Renseignements financiers : La CENAREF – RDC officiellement admise au sein du Groupe EGMONT

La Cellule nationale des renseignements financiers (CENAREF) est officiellement admise au sein du Groupe Egmont, un réseau mondial regroupant plus de 170 cellules de renseignement financier. Cette intégration renforce la coopération internationale de la République Démocratique du Congo (RDC) dans la lutte contre le blanchiment des capitaux, le financement du terrorisme et les flux financiers illicites.


‎Réaction de Kinshasa



‎” Cette admission constitue une avancée majeure qui consacre les réformes entreprises par le Gouvernement de la République en matière de lutte contre le blanchiment de capitaux, le financement du terrorisme et le financement de la prolifération (LBC/FT/FP). Elle témoigne de l’engagement constant des Autorités congolaises, sous le leadership du Président de la République et la conduite de la Première Ministre, ainsi que des efforts du Ministre des Finances, de la
‎CENAREF et de l’ensemble des institutions nationales impliquées. ” Lit-on dans le dernier communiqué de presse du Ministère des Finances dont une copie est parvenue à Geopolis Hebdo.


‎Retombées de l’admission


‎À en croire notre source, cette admission représente un levier important pour : 1) Accroitre la confiance des partenaires techniques et financiers ainsi que des
‎investissements internationaux tout en améliorant l’attractivité du pays et le climat des affaires ; 2) Démontrer l’efficacité de la CENAREF; 3) méliorer la qualité des enquêtes et des poursuites relatives au blanchiment de capitaux et au financement du terrorisme; 4) enforcer la crédibilité dans la lutte contre la criminalité financière ainsi que la
‎coopération internationale; 5) Consolider les progrès accomplis dans la mise en œuvre des recommandations du
‎GAFI, et enfin ; 6) Accéder aux informations sur les bénéficiaires effectifs, les comptes bancaires, les sociétés, les transactions financières et les avoirs détenus à l’étranger.

‎Cette avancée intervient à un moment décisif, alors que Kinshasa poursuit les dernières étapes de son processus de retrait de la liste des juridictions
‎faisant l’objet d’une surveillance renforcée du Groupe d’Action Financière (GAFI).

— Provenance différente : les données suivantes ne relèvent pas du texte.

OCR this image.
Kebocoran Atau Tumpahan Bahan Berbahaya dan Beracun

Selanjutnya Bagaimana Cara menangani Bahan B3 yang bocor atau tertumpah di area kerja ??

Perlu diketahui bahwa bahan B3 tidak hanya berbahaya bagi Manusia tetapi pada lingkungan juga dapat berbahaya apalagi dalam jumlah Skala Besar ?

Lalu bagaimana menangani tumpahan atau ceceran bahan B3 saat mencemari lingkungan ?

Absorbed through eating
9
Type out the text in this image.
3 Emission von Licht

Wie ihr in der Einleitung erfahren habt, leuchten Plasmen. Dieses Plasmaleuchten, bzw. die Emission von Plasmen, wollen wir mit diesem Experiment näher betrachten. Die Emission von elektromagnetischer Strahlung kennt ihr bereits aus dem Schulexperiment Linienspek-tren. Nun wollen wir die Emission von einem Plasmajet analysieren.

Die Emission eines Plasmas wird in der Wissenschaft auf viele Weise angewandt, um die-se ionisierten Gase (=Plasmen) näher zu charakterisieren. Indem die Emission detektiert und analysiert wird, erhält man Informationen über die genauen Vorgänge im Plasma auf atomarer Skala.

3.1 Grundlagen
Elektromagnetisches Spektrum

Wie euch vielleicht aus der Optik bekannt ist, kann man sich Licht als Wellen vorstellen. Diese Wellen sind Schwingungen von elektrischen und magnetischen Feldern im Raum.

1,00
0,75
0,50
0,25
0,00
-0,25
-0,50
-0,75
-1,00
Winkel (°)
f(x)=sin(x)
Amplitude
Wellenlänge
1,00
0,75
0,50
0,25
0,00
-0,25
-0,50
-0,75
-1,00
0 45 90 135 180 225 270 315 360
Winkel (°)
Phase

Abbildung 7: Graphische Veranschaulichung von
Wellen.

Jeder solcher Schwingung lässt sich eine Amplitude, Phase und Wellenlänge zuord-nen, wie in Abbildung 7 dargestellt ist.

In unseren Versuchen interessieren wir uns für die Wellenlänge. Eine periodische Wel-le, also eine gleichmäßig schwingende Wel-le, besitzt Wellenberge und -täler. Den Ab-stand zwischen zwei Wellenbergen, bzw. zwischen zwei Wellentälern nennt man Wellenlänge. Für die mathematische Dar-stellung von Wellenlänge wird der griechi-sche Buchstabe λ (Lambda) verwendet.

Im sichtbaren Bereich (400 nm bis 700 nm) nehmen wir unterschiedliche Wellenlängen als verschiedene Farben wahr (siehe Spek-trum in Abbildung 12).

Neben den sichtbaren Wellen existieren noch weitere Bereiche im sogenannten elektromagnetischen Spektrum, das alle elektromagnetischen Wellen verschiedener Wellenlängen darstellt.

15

Après ce succes-story, le Gouvernement de la République réaffirme sa détermination à poursuivre les réformes engagées afin de consolider l’intégrité, la transparence et la résilience du système financier national, au service d’une croissance économique durable et d’une coopération internationale renforcée.


‎À propos de la CENAREF


‎Il sied de noter que la CENAREF, placée sous l’autorité du Ministre des Finances, est l’entité congolaise chargée du renseignement financier. Sa mission principale est de favoriser le développement d’une économie saine et de réguler plus efficacement les activités économiques en luttant contre les circuits financiers clandestins, le blanchiment de capitaux et le financement du terrorisme.

‎Elle s’acquitte de cette mission en collectant, traitant et analysant les informations relatives aux opérations financières suspectes. Ces données proviennent de déclarations de soupçon, rendues obligatoires par la Loi 22/068 du 27 décembre 2022, émanant des professionnels assujettis. De plus, elle peut recevoir des informations de soupçon de la part d’organismes publics et d’entités chargées de missions de service public.

‎Pour mener à bien ses enquêtes, la CENAREF dispose de divers moyens d’investigation, incluant le droit de communication, l’accès à des bases de données, ainsi que l’utilisation de techniques de renseignement. Les résultats de ses investigations sont ensuite transmis à l’autorité judiciaire compétente. Simultanément, la CENAREF entretient des échanges fréquents avec ses homologues étrangers, participant ainsi à un réseau de plus de 160 cellules de renseignement financier dans le monde.

‎La CENAREF joue un rôle proactif en effectuant et en commanditant des études sur l’évolution des techniques spécifiques utilisées pour le blanchiment de capitaux et le financement du terrorisme en République démocratique du Congo (RDC). Elle participe également à des exercices de typologie, d’auto-évaluation et d’évaluation mutuelle du pays dans le domaine de la lutte contre le blanchiment de capitaux et le financement du terrorisme.


‎L’évaluation des déclarations recueillies conduit à la création de rapports périodiques analysant l’évolution des techniques et des activités de lutte contre le blanchiment de capitaux et le financement du terrorisme au niveau national et international. La CENAREF émet des avis d’orientation stratégique sur la mise en œuvre de la politique de l’État dans ce domaine, proposant également les réformes nécessaires pour renforcer l’efficacité de cette lutte.

‎En outre, la CENAREF participe activement à la formation et à la sensibilisation des assujettis aux techniques et activités de lutte contre le blanchiment de capitaux et le financement du terrorisme. Cela contribue à renforcer les capacités des acteurs impliqués dans la prévention de ces activités illicites.